Automotive Grade Linuxとの関係は?

 Red Hatは、IVOSをGM以外の自動車メーカーにも広げようとしている。

 LinuxをOSとすることで、独自アーキテクチャの車載プラットフォームでは不可能な開発者の広がりが期待できる。複数の自動車メーカーが共通の基盤を採用できれば、さらに車載ソフトウェア市場が広がる。自動車とはこれまで関係のなかったソフトウェアベンダーの参入が考えられ、ソフトウェアの再利用も促進される。自動車メーカーは自社の製品の価値を高めるソフトウェア機能の開発に専念できるという。

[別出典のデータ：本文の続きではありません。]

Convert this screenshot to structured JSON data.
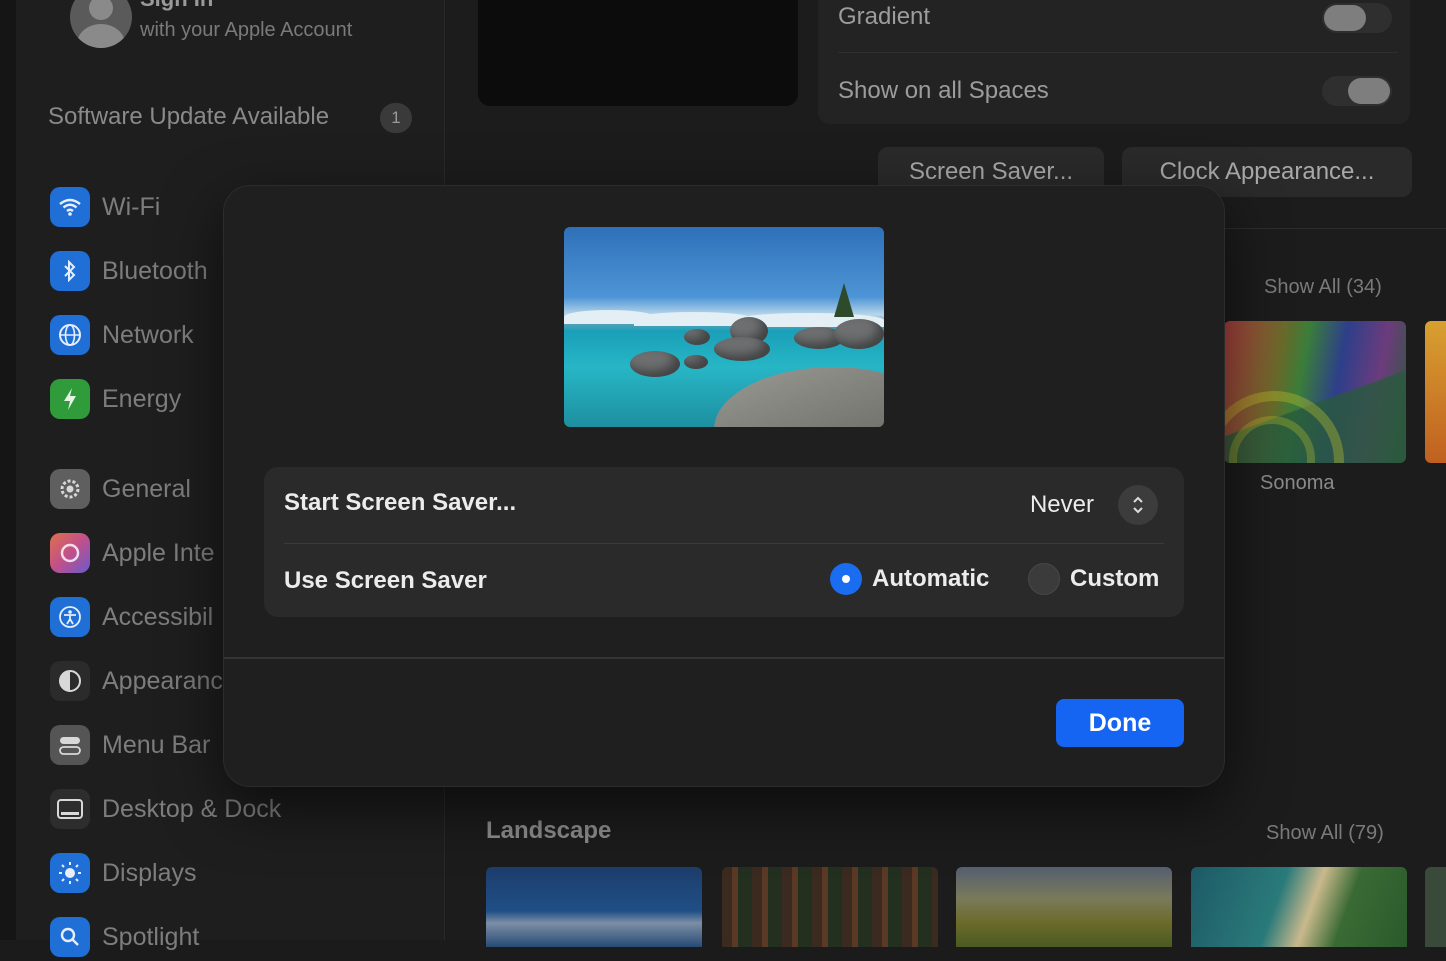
{
  "account": {
    "title": "Sign In",
    "subtitle": "with your Apple Account"
  },
  "software_update": {
    "label": "Software Update Available",
    "badge": "1"
  },
  "sidebar": {
    "items": [
      {
        "label": "Wi-Fi",
        "icon": "wifi-icon",
        "color": "#1f6fd6"
      },
      {
        "label": "Bluetooth",
        "icon": "bluetooth-icon",
        "color": "#1f6fd6"
      },
      {
        "label": "Network",
        "icon": "globe-icon",
        "color": "#1f6fd6"
      },
      {
        "label": "Energy",
        "icon": "bolt-icon",
        "color": "#2f9b3a"
      },
      {
        "label": "General",
        "icon": "gear-icon",
        "color": "#6b6b6b"
      },
      {
        "label": "Apple Inte",
        "icon": "apple-intelligence-icon",
        "color": "#c0508a"
      },
      {
        "label": "Accessibil",
        "icon": "accessibility-icon",
        "color": "#1f6fd6"
      },
      {
        "label": "Appearanc",
        "icon": "appearance-icon",
        "color": "#2a2a2a"
      },
      {
        "label": "Menu Bar",
        "icon": "menu-bar-icon",
        "color": "#5a5a5a"
      },
      {
        "label": "Desktop & Dock",
        "icon": "dock-icon",
        "color": "#3a3a3a"
      },
      {
        "label": "Displays",
        "icon": "sun-icon",
        "color": "#1f6fd6"
      },
      {
        "label": "Spotlight",
        "icon": "search-icon",
        "color": "#1f6fd6"
      }
    ]
  },
  "settings": {
    "gradient_label": "Gradient",
    "gradient_on": false,
    "spaces_label": "Show on all Spaces",
    "spaces_on": true,
    "screen_saver_button": "Screen Saver...",
    "clock_button": "Clock Appearance..."
  },
  "gallery": {
    "show_all_top": "Show All (34)",
    "sonoma_label": "Sonoma",
    "landscape_title": "Landscape",
    "show_all_landscape": "Show All (79)"
  },
  "sheet": {
    "start_label": "Start Screen Saver...",
    "start_value": "Never",
    "use_label": "Use Screen Saver",
    "options": [
      "Automatic",
      "Custom"
    ],
    "selected": "Automatic",
    "done_label": "Done",
    "accent_color": "#1565f2"
  }
}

 だが、Linux Foundation傘下のAutomotive Grade Linux(AGL)プロジェクトも、車載Linuxの開発を進めている。そこで「AGLがあるのに、なぜRed Hatは(これとは関係なく)車載用ディストリビューションを開発するのか」と聞いてみた。

 Red Hatのマット・ヒックス氏(製品・技術担当上席副社長)は次のように答えた。

 「プロジェクトとプロダクトの違いがある。一般に、オープンソースプロジェクトはさまざまな革新を実現するが、そのままコンパイルして理解し、メンテナンスし続けられるユーザーは多くない。AGLはエキサイティングなプロジェクトだが、同様な理由で自動車メーカーのニーズを完全に満たしているとは言えない。IVOSでは、セキュリティアップデートを自動車の寿命がある限り提供するなど、自動車メーカーが信頼し続けられるものを提供していく」

 なお、Red Hatは2022年4月、AGLに最下位のブロンズ資格で加入した。